Physische Schreiben als Ausnahme

Die Digitalisierung zählt Dr. Ole Nordhoff neben der Globalisierung, der Bevölkerungsentwicklung und der Nachhaltigkeit zu den vier wichtigsten gesellschaftlichen Trends, die sich auf die Postmärkte auswirken. Trotzdem sagte der CEO Post Deutschland der Deutschen Post DHL beim Zukunftsdialog des Bundesverbands deutscher Postdienstleister: „Auch 2025 werden Menschen in Deutschland noch lange nicht vollständig digital leben.“ Daraus zieht er die Konsequenz: „Postunternehmen müssen sich zu einem hybriden Dienstleister entwickeln.“

Als Beleg diente dem promovierten Betriebswirt, der nach einer Zeit als Berater für McKinsey seit 2012 für die Deutsche Post arbeitet, ein Blick auf die Bevölkerungsentwicklung. So wird es laut Nordhoff in Deutschland auch in sieben Jahren erst 30 Prozent „Digital Natives“ geben. Diese mit dem Smartphone groß gewordene Generation empfindet digitale Kommunikation als Standard und möchte nur in Ausnahmefällen noch physische Schreiben erhalten oder schicken.

Demgegenüber wird es laut Nordhoff auch 2025 noch rund zehn Prozent „digitale Skeptiker“ geben, die physische Schreiben bevorzugen und digitale Medien nur zwangsweise nutzen.
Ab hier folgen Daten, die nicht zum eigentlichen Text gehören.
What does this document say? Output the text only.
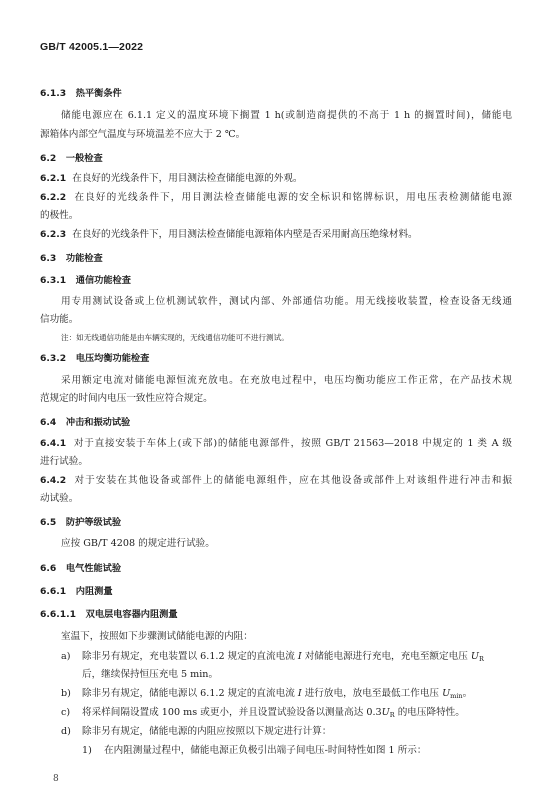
GB/T 42005.1—2022
6.1.3 热平衡条件
储能电源应在 6.1.1 定义的温度环境下搁置 1 h(或制造商提供的不高于 1 h 的搁置时间)，储能电
源箱体内部空气温度与环境温差不应大于 2 ℃。
6.2 一般检查
6.2.1 在良好的光线条件下，用目测法检查储能电源的外观。
6.2.2 在良好的光线条件下，用目测法检查储能电源的安全标识和铭牌标识，用电压表检测储能电源
的极性。
6.2.3 在良好的光线条件下，用目测法检查储能电源箱体内壁是否采用耐高压绝缘材料。
6.3 功能检查
6.3.1 通信功能检查
用专用测试设备或上位机测试软件，测试内部、外部通信功能。用无线接收装置，检查设备无线通
信功能。
注：如无线通信功能是由车辆实现的，无线通信功能可不进行测试。
6.3.2 电压均衡功能检查
采用额定电流对储能电源恒流充放电。在充放电过程中，电压均衡功能应工作正常，在产品技术规
范规定的时间内电压一致性应符合规定。
6.4 冲击和振动试验
6.4.1 对于直接安装于车体上(或下部)的储能电源部件，按照 GB/T 21563—2018 中规定的 1 类 A 级
进行试验。
6.4.2 对于安装在其他设备或部件上的储能电源组件，应在其他设备或部件上对该组件进行冲击和振
动试验。
6.5 防护等级试验
应按 GB/T 4208 的规定进行试验。
6.6 电气性能试验
6.6.1 内阻测量
6.6.1.1 双电层电容器内阻测量
室温下，按照如下步骤测试储能电源的内阻：
a) 除非另有规定，充电装置以 6.1.2 规定的直流电流 I 对储能电源进行充电，充电至额定电压 $U_R$
后，继续保持恒压充电 5 min。
b) 除非另有规定，储能电源以 6.1.2 规定的直流电流 I 进行放电，放电至最低工作电压 $U_{min}$。
c) 将采样间隔设置成 100 ms 或更小，并且设置试验设备以测量高达 $0.3U_R$ 的电压降特性。
d) 除非另有规定，储能电源的内阻应按照以下规定进行计算：
1) 在内阻测量过程中，储能电源正负极引出端子间电压-时间特性如图 1 所示：
8
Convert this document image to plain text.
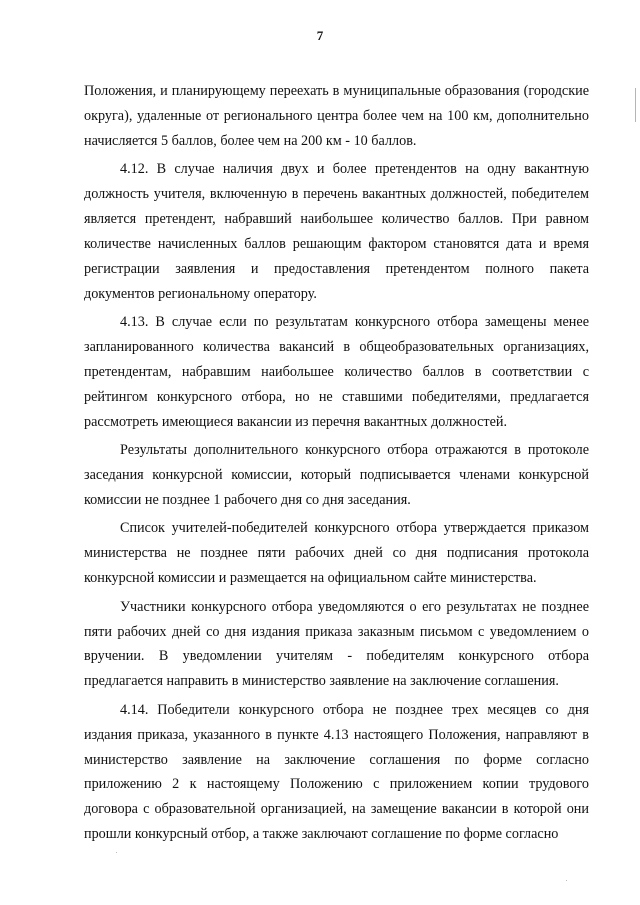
7

Положения, и планирующему переехать в муниципальные образования (городские округа), удаленные от регионального центра более чем на 100 км, дополнительно начисляется 5 баллов, более чем на 200 км - 10 баллов.

4.12. В случае наличия двух и более претендентов на одну вакантную должность учителя, включенную в перечень вакантных должностей, победителем является претендент, набравший наибольшее количество баллов. При равном количестве начисленных баллов решающим фактором становятся дата и время регистрации заявления и предоставления претендентом полного пакета документов региональному оператору.

4.13. В случае если по результатам конкурсного отбора замещены менее запланированного количества вакансий в общеобразовательных организациях, претендентам, набравшим наибольшее количество баллов в соответствии с рейтингом конкурсного отбора, но не ставшими победителями, предлагается рассмотреть имеющиеся вакансии из перечня вакантных должностей.

Результаты дополнительного конкурсного отбора отражаются в протоколе заседания конкурсной комиссии, который подписывается членами конкурсной комиссии не позднее 1 рабочего дня со дня заседания.

Список учителей-победителей конкурсного отбора утверждается приказом министерства не позднее пяти рабочих дней со дня подписания протокола конкурсной комиссии и размещается на официальном сайте министерства.

Участники конкурсного отбора уведомляются о его результатах не позднее пяти рабочих дней со дня издания приказа заказным письмом с уведомлением о вручении. В уведомлении учителям - победителям конкурсного отбора предлагается направить в министерство заявление на заключение соглашения.

4.14. Победители конкурсного отбора не позднее трех месяцев со дня издания приказа, указанного в пункте 4.13 настоящего Положения, направляют в министерство заявление на заключение соглашения по форме согласно приложению 2 к настоящему Положению с приложением копии трудового договора с образовательной организацией, на замещение вакансии в которой они прошли конкурсный отбор, а также заключают соглашение по форме согласно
Und die Mehrzahl der Menschen (und Kunden), nämlich 60 Prozent, seien dann „Digital Immigrants“. Sie „möchten das Beste aus zwei Welten und nutzen klassische wie auch digitale Kommunikations­kanäle“. Die logistische Konsequenz daraus: Um die verschiedenen Bedürfnisse der Kunden zu erfüllen, reiche es nicht, nur digitale oder nur physische Angebote zu machen. Vielmehr müssten Postgesellschaften beides tun. Dadurch würde zwar die Komplexität des Portfolios steigen, aber die damit verbundenen Risiken wie höherer Aufwand bei Entwicklung und Mitarbeiterschulung oder die geringeren Umsätze pro Produkt müsse man eingehen.

Klassische Briefe bekommen digitalen Zwilling

Warum, das machte Nordhoff am Beispiel des Ident-Service der Deutschen Post deutlich: Für die sichere Identifizierung neuer Kunden, etwa bei Direktbanken, bietet die Post sowohl ein digitales als auch ein physisches Verfahren an. Doch obwohl der digitale Service (Video Ident) ausgereift und einfach durchzuführen sei, gingen immer noch mehr als die Hälfte der Kunden zur Identifizierung in eine Postfiliale. „Und das selbst mitten in einem Online-Bestellprozess, den sie dafür unterbrechen müssen.“ Für Nordhoff geht es daher für eine Post auf absehbare Zeit nicht darum, physische Dienste durch digitale vollständig zu ersetzen, sondern physische und digitale Welt miteinander zu verbinden. Beispielsweise kann er sich vorstellen, dass Postdienstleister von klassischen Briefen künftig einen „digitalen Zwilling“ erstellen und diesen „im persönlichen E-Postfach des Kunden ablegen“.